Not ONE professional engine builder sets hydraulic lash running and neither should you. Jebby
We are all not professionals like you. Old school ways were to spin pushrod until resistance was felt and add 3/4 turn. In my case this was close enough to start and break in cam. (I used to) have the modified valve covers and would "reset" the lifter while hot motor running. Never had a noisy lifter under acceleration or idle. not sayin your way is wrong, I just was not able to use it successfully
Originally Posted by Jebbysan
Not only is setting while running not preferred....you can end up with lifters that are plunged all different depths.....
Solids have to be set cold.... Jebby
My motor was assembled by a local major stock car / sprint car motor builder 20 years ago.
Full roller setup solid roller lifters, rockers. When I picked up my motor it was never started.

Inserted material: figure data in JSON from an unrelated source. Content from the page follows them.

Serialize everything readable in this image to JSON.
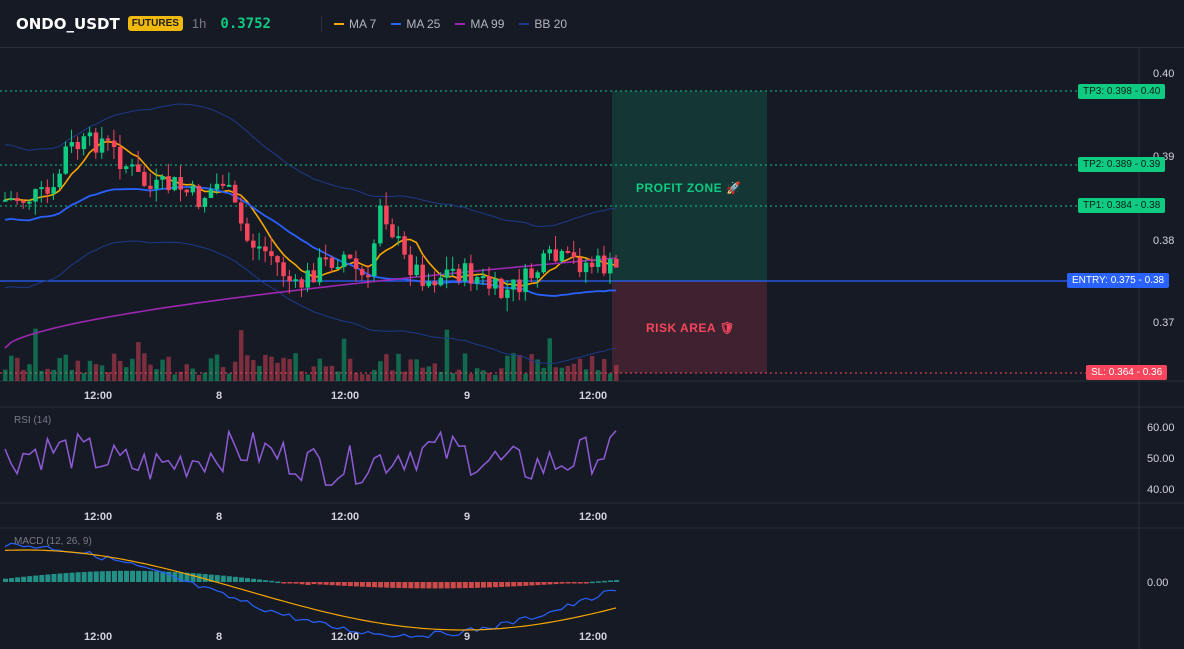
{
  "header": {
    "symbol": "ONDO_USDT",
    "badge": "FUTURES",
    "timeframe": "1h",
    "price": "0.3752",
    "legend": [
      {
        "label": "MA 7",
        "color": "#f7a600"
      },
      {
        "label": "MA 25",
        "color": "#2962ff"
      },
      {
        "label": "MA 99",
        "color": "#9c27b0"
      },
      {
        "label": "BB 20",
        "color": "#1e3a8a"
      }
    ]
  },
  "price_axis": {
    "ticks": [
      "0.40",
      "0.39",
      "0.38",
      "0.37"
    ]
  },
  "levels": {
    "tp3": "TP3: 0.398 - 0.40",
    "tp2": "TP2: 0.389 - 0.39",
    "tp1": "TP1: 0.384 - 0.38",
    "entry": "ENTRY: 0.375 - 0.38",
    "sl": "SL: 0.364 - 0.36"
  },
  "zones": {
    "profit": "PROFIT ZONE 🚀",
    "risk": "RISK AREA 🛡"
  },
  "time_axis": [
    "12:00",
    "8",
    "12:00",
    "9",
    "12:00"
  ],
  "rsi": {
    "label": "RSI (14)",
    "ticks": [
      "60.00",
      "50.00",
      "40.00"
    ]
  },
  "macd": {
    "label": "MACD (12, 26, 9)",
    "ticks": [
      "0.00"
    ]
  },
  "colors": {
    "up": "#0ecb81",
    "down": "#f6465d",
    "ma7": "#f7a600",
    "ma25": "#2962ff",
    "ma99": "#9c27b0",
    "bb": "#1e3a8a",
    "rsi": "#8e5bd6"
  }
}
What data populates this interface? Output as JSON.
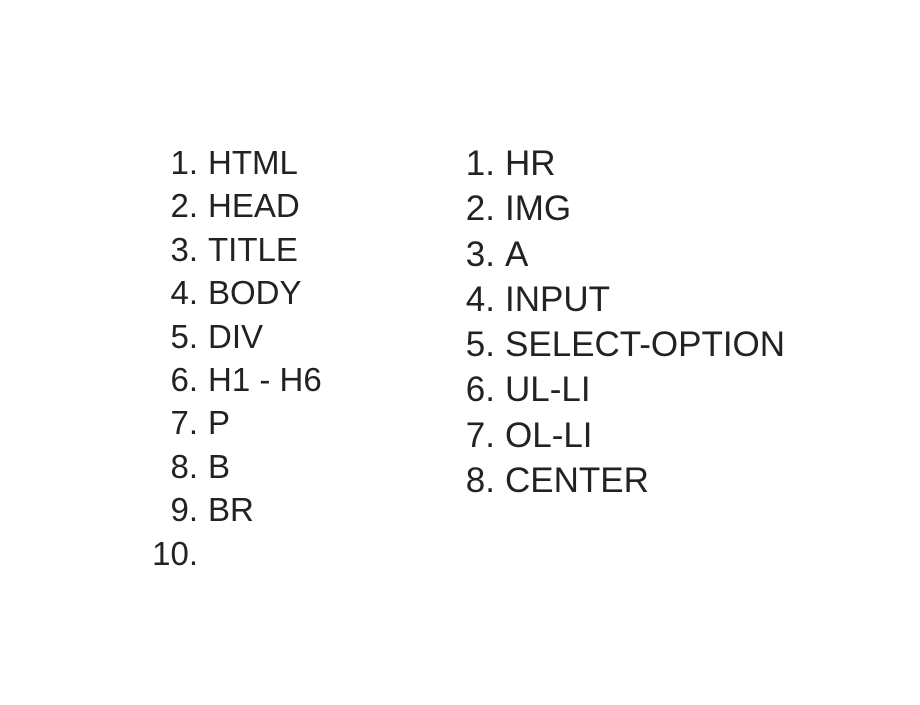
{
  "left_list": {
    "items": [
      {
        "number": "1.",
        "label": "HTML"
      },
      {
        "number": "2.",
        "label": "HEAD"
      },
      {
        "number": "3.",
        "label": "TITLE"
      },
      {
        "number": "4.",
        "label": "BODY"
      },
      {
        "number": "5.",
        "label": "DIV"
      },
      {
        "number": "6.",
        "label": "H1 - H6"
      },
      {
        "number": "7.",
        "label": "P"
      },
      {
        "number": "8.",
        "label": "B"
      },
      {
        "number": "9.",
        "label": "BR"
      },
      {
        "number": "10.",
        "label": ""
      }
    ]
  },
  "right_list": {
    "items": [
      {
        "number": "1.",
        "label": "HR"
      },
      {
        "number": "2.",
        "label": "IMG"
      },
      {
        "number": "3.",
        "label": "A"
      },
      {
        "number": "4.",
        "label": "INPUT"
      },
      {
        "number": "5.",
        "label": "SELECT-OPTION"
      },
      {
        "number": "6.",
        "label": "UL-LI"
      },
      {
        "number": "7.",
        "label": "OL-LI"
      },
      {
        "number": "8.",
        "label": "CENTER"
      }
    ]
  }
}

He told me he set it statically but after first start up he gave me the gap spec for the setting valve lash with motor hot, .016 intake, .018 exhaust. being my motor has been together so long it must be correct info. Once a year I go thru this process (correct gaped sold roller setup is clicky by nature)
some 50 years back, had a 1200cc toyota 3kc with pushrods, shaft rockers & solids. Even w/ a crane hot regrind, milled head & mini-lites it was underwhelming.
Before that, it was a lotus cortina; fugly but a right snappy sleeper. Unbeknownst to me, suppose I may've been one of the earliest of "tuners" around those parts.